Well.
I turned up at Shallowford House mid-afternoon on Monday with a few thoughts as to what I was going to be faced with over the next 48 hours but nothing solid. It quickly became apparent, however, that the other candidates knew a lot more about what was going on than me and I realised that due to a lack of communication and also a mistake on my part I had managed not to find out certain information! I was gutted, particularly as one of the things that I found out was that the next morning was 'presentations and group discussions' and I had planned nothing! I also felt like a complete idiot. Cue lots of prayer from some dedicated prayer 'warriors' and within two hours the panel secretary had come and spoken to me, assured me that it was not my fault (despite my mistake he felt that the communication I received should have been far better - which wouldn't have allowed for the mistake), and I had managed to prepare a presentation/group discussion and still get down to the bar for a pint before bed!

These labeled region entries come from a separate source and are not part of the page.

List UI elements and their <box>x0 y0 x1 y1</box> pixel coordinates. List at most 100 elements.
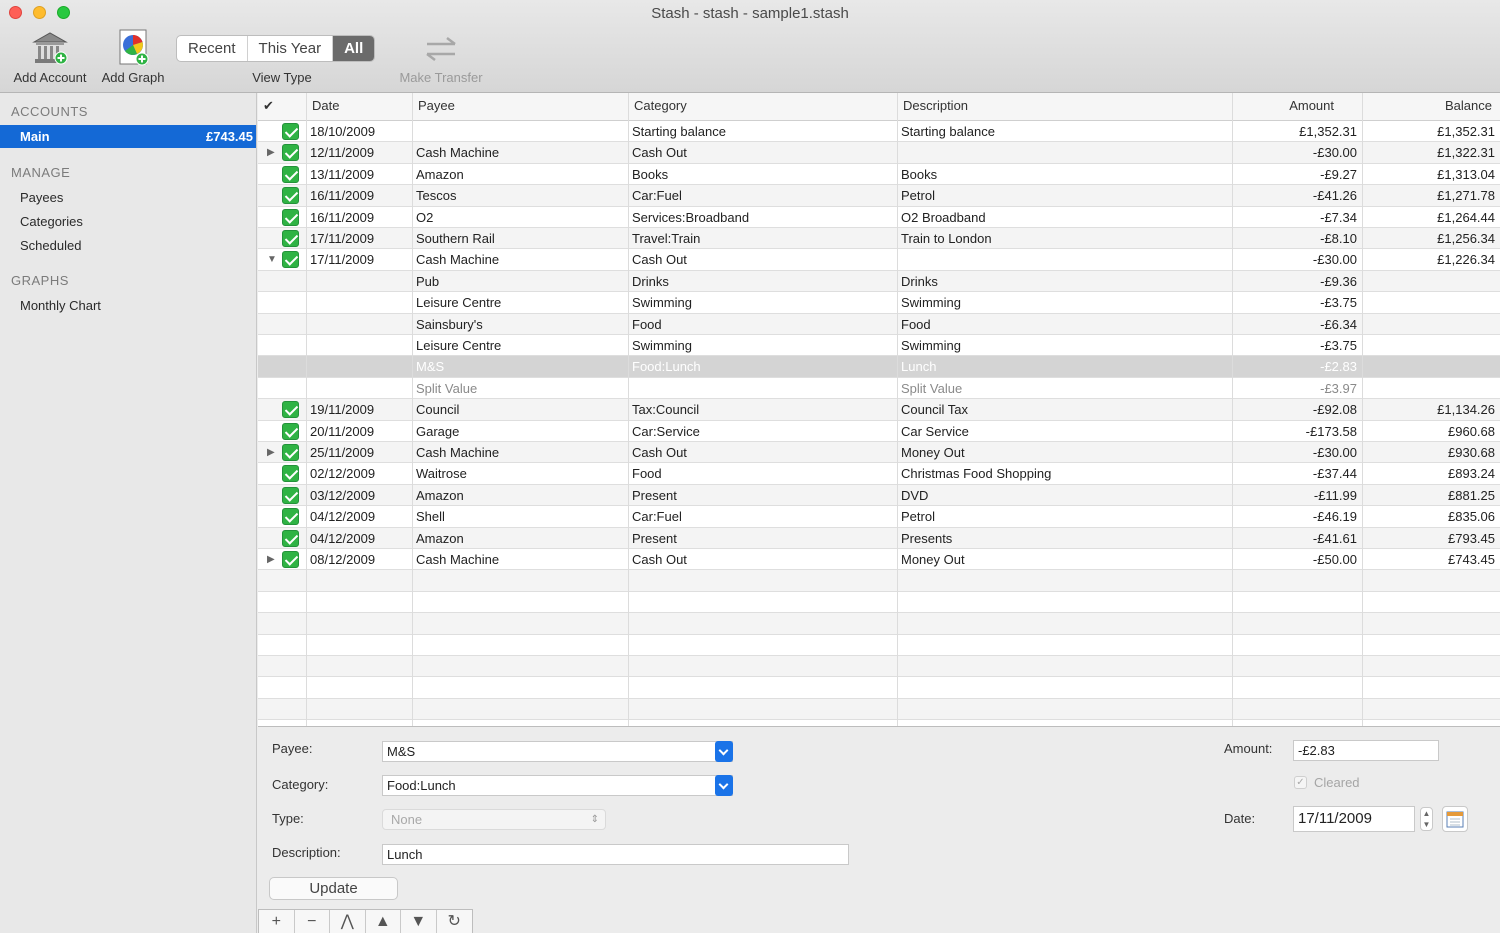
table-row[interactable]: 13/11/2009 Amazon Books Books -£9.27 £1,313.0… <box>258 164 1500 186</box>
date-stepper[interactable]: ▲ ▼ <box>1420 807 1433 831</box>
disclosure-collapsed-icon[interactable]: ▶ <box>267 142 275 163</box>
cell-date: 17/11/2009 <box>310 252 375 268</box>
cleared-checkbox-icon[interactable] <box>282 165 299 183</box>
move-down-button[interactable]: ▼ <box>401 910 437 933</box>
cleared-checkbox-icon[interactable] <box>282 144 299 162</box>
sidebar-item-payees[interactable]: Payees <box>20 190 63 205</box>
category-combobox[interactable]: Food:Lunch <box>382 775 733 796</box>
cell-balance: £1,256.34 <box>1437 231 1495 246</box>
cell-description: Lunch <box>901 359 937 375</box>
calendar-button[interactable] <box>1442 806 1468 832</box>
table-row[interactable]: Leisure Centre Swimming Swimming -£3.75 <box>258 292 1500 314</box>
add-row-button[interactable]: + <box>259 910 295 933</box>
cell-balance: £1,313.04 <box>1437 166 1495 182</box>
update-button[interactable]: Update <box>269 877 398 900</box>
cell-payee: Pub <box>416 273 440 289</box>
table-row[interactable]: ▶ 08/12/2009 Cash Machine Cash Out Money Out… <box>258 549 1500 571</box>
cell-description: Car Service <box>901 423 969 439</box>
sidebar-item-scheduled[interactable]: Scheduled <box>20 238 81 253</box>
add-account-button[interactable]: Add Account <box>10 28 90 85</box>
cell-category: Present <box>632 530 677 546</box>
category-label: Category: <box>272 777 329 792</box>
column-header-date[interactable]: Date <box>306 93 412 121</box>
column-header-amount[interactable]: Amount <box>1232 93 1362 121</box>
cleared-checkbox-icon[interactable] <box>282 551 299 568</box>
cleared-checkbox-icon[interactable] <box>282 486 299 504</box>
cell-amount: -£41.26 <box>1312 188 1357 204</box>
move-up-button[interactable]: ▲ <box>366 910 401 933</box>
table-row[interactable]: 04/12/2009 Shell Car:Fuel Petrol -£46.19 £835… <box>258 506 1500 528</box>
description-field[interactable]: Lunch <box>382 844 849 865</box>
table-row[interactable]: 16/11/2009 O2 Services:Broadband O2 Broadba… <box>258 207 1500 228</box>
table-row[interactable]: M&S Food:Lunch Lunch -£2.83 <box>258 356 1500 378</box>
split-transaction-button[interactable]: ⋀ <box>330 910 366 933</box>
cleared-checkbox-icon[interactable] <box>282 251 299 269</box>
column-header-category[interactable]: Category <box>628 93 897 121</box>
table-row[interactable]: 03/12/2009 Amazon Present DVD -£11.99 £881.25 <box>258 484 1500 507</box>
table-row[interactable]: 19/11/2009 Council Tax:Council Council Tax -… <box>258 399 1500 421</box>
column-header-balance[interactable]: Balance <box>1362 93 1500 121</box>
graphs-header: GRAPHS <box>11 273 69 288</box>
column-header-cleared[interactable]: ✔ <box>258 93 306 121</box>
table-row[interactable]: Split Value Split Value -£3.97 <box>258 378 1500 400</box>
cell-payee: Leisure Centre <box>416 338 502 353</box>
table-row[interactable]: 16/11/2009 Tescos Car:Fuel Petrol -£41.26 £1,… <box>258 185 1500 207</box>
payee-combobox[interactable]: M&S <box>382 741 733 762</box>
disclosure-collapsed-icon[interactable]: ▶ <box>267 442 275 463</box>
column-divider <box>628 93 629 726</box>
table-row[interactable]: ▶ 12/11/2009 Cash Machine Cash Out -£30.00 £1… <box>258 142 1500 164</box>
chevron-down-icon[interactable] <box>715 775 733 796</box>
cell-category: Starting balance <box>632 124 726 139</box>
cleared-checkbox[interactable]: ✓ <box>1294 776 1307 789</box>
table-row[interactable]: 04/12/2009 Amazon Present Presents -£41.61 £7… <box>258 527 1500 549</box>
chevron-down-icon[interactable] <box>715 741 733 762</box>
cell-date: 03/12/2009 <box>310 487 376 503</box>
cleared-checkbox-icon[interactable] <box>282 123 299 140</box>
sidebar-item-main-account[interactable]: Main £743.45 <box>0 125 256 148</box>
cell-date: 04/12/2009 <box>310 509 376 525</box>
cell-payee: Cash Machine <box>416 252 500 268</box>
cell-payee: Leisure Centre <box>416 295 502 311</box>
view-type-this-year[interactable]: This Year <box>248 36 334 61</box>
cell-description: Train to London <box>901 231 992 246</box>
cleared-checkbox-icon[interactable] <box>282 187 299 205</box>
amount-field[interactable]: -£2.83 <box>1293 740 1439 761</box>
remove-row-button[interactable]: − <box>295 910 330 933</box>
refresh-button[interactable]: ↻ <box>437 910 473 933</box>
cleared-checkbox-icon[interactable] <box>282 508 299 526</box>
sidebar-item-categories[interactable]: Categories <box>20 214 83 229</box>
cleared-checkbox-icon[interactable] <box>282 401 299 419</box>
date-field[interactable]: 17/11/2009 <box>1293 806 1415 832</box>
view-type-all[interactable]: All <box>333 36 375 61</box>
disclosure-expanded-icon[interactable]: ▼ <box>267 249 277 270</box>
table-row[interactable]: 20/11/2009 Garage Car:Service Car Service -£… <box>258 421 1500 442</box>
cell-category: Cash Out <box>632 252 687 268</box>
type-select[interactable]: None ⇕ <box>382 809 606 830</box>
view-type-segmented-control[interactable]: Recent This Year All <box>176 35 376 62</box>
add-graph-button[interactable]: Add Graph <box>100 28 166 85</box>
disclosure-collapsed-icon[interactable]: ▶ <box>267 549 275 570</box>
column-header-payee[interactable]: Payee <box>412 93 628 121</box>
table-row[interactable]: 18/10/2009 Starting balance Starting balan… <box>258 121 1500 143</box>
cell-amount: -£11.99 <box>1313 487 1357 503</box>
cleared-checkbox-icon[interactable] <box>282 422 299 440</box>
table-row[interactable]: 17/11/2009 Southern Rail Travel:Train Train… <box>258 228 1500 250</box>
table-row[interactable]: 02/12/2009 Waitrose Food Christmas Food Sho… <box>258 463 1500 485</box>
make-transfer-button[interactable]: Make Transfer <box>394 28 488 85</box>
table-row[interactable]: ▶ 25/11/2009 Cash Machine Cash Out Money Out… <box>258 442 1500 464</box>
sidebar-item-monthly-chart[interactable]: Monthly Chart <box>20 298 101 313</box>
cell-date <box>306 335 412 356</box>
cleared-checkbox-icon[interactable] <box>282 208 299 226</box>
table-row[interactable]: Leisure Centre Swimming Swimming -£3.75 <box>258 335 1500 357</box>
cleared-checkbox-icon[interactable] <box>282 230 299 247</box>
cell-amount: £1,352.31 <box>1299 124 1357 139</box>
cell-amount: -£30.00 <box>1312 145 1357 161</box>
view-type-recent[interactable]: Recent <box>177 36 248 61</box>
column-header-description[interactable]: Description <box>897 93 1232 121</box>
cleared-checkbox-icon[interactable] <box>282 444 299 461</box>
cleared-checkbox-icon[interactable] <box>282 529 299 547</box>
table-row[interactable]: Pub Drinks Drinks -£9.36 <box>258 270 1500 293</box>
cleared-checkbox-icon[interactable] <box>282 465 299 483</box>
table-row[interactable]: ▼ 17/11/2009 Cash Machine Cash Out -£30.00 £1… <box>258 249 1500 271</box>
table-row[interactable]: Sainsbury's Food Food -£6.34 <box>258 313 1500 335</box>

The presentation/group discussion involved each person in your group (the 15 candidates were placed in two groups, each group had three advisers) giving a five minute talk and then facilitating a 13 minute discussion. People were stopped if they went over time. The order was selected by picking a card and (another answer to prayer) I went first. My talk seemed to go well, the discussion was good, and all three advisers commented (in the interviews with them) that they felt it went well.
On Tuesday afternoon the interviews began. Each candidate was interviewed by each adviser in their group and the interviews lasted 50 minutes. I hope that the word 'honesty' would be an appropriate way to sum up my interviews. I was extremely open about my own beliefs including in my answers to questions regarding the priesthood, lay presidency and baptism. I hope that I also demonstrated a genuine belief that God is leading (and, indeed, has led) me into a position of leadership within the church. If they want a 'dyed-in-the-wool' Anglican then that is not me. But if they want someone who recognises the great potential to harness the great and Godly aspects of tradition with the great and Godly emerging expressions then I think that I may have something to offer.
So, two interviews on Tuesday afternoon and one on Wednesday morning. In and around this was a 'pastoral exercise' which was a 500 word written letter to a hypothetical friend experiencing an 'issue' (which they gave us, in the form of a case study). I enjoyed doing it. There were also a number of times of 'prayer and worship', but - in the most part - I found these to be dry and felt strongly that at a time when I was being asked to show an understanding of the broad styles of 'doing' church within Anglicanism that these times failed to take into account this broadness.
By Wednesday evening I was shattered (combination of adrenaline, train line outside the window, and thin curtains), and so, with a sermon to prepare for Sunday, sought refuge at my parent's home (YKW is still there - she's coming back today) as they were only an hours drive as opposed to five, and I then returned to Glasgow with my Dad (and a sermon!) on Thursday evening. It will be up to two weeks for the Bishop to hear, then he needs to get in touch with me and so, as we are away on holiday for two weeks from next Wednesday, it might be a while until I hear.
As for what I want to hear... Of course I hope to be recommended for training. Yet at the same time I am aware of the fact that I have encountered significant 'issues' throughout the process and am constantly becoming more aware of other 'situations' with which I do not feel comfortable. In a funny kind of way I wouldn't be surprised with either a 'yes' or a 'no' as I think (and hope) that I displayed and articulated a sense of calling and of gifts and abilities that would make me a good clergy person. At the same time I also think that I showed that there are areas where I might not quite 'fit' with certain aspects of the tradition (along with a whole load of others within the Anglican church).
Ultimately, however, I feel that God has led me to know him, placed a call on my life to lead in a church context, brought me to Scotland, given me a home in a great church - where I now have the privilege of serving full time - and that, therefore, it was only right to explore whether the wider church (within this denomination) recognised this 'call'. If they do then the discernment doesn't end there: as I said to a couple of other candidates, "we are having to try and discern about the church as they are trying to discern about us." If they don't, then it will be hard to hear, but I still believe that God is calling me and I will continue to throw myself into my job which, as I said to a couple of people (including one of the selectors) is my "dream job" at this time.
I am nervous and scared and excited, but also (pretty) peaceful. And I know a great big God, who turned my life around, who set my feet on solid ground, and who calls each of us to serve him in different and particular ways. And I believe in the True God: The Father Almighty, and in His Son - Jesus Christ - who, being fully God and fully man, died on the cross for us 'who owe him everything'. And I believe in the Holy Spirit who gives life and strength and vision for whatever lies ahead, today and always.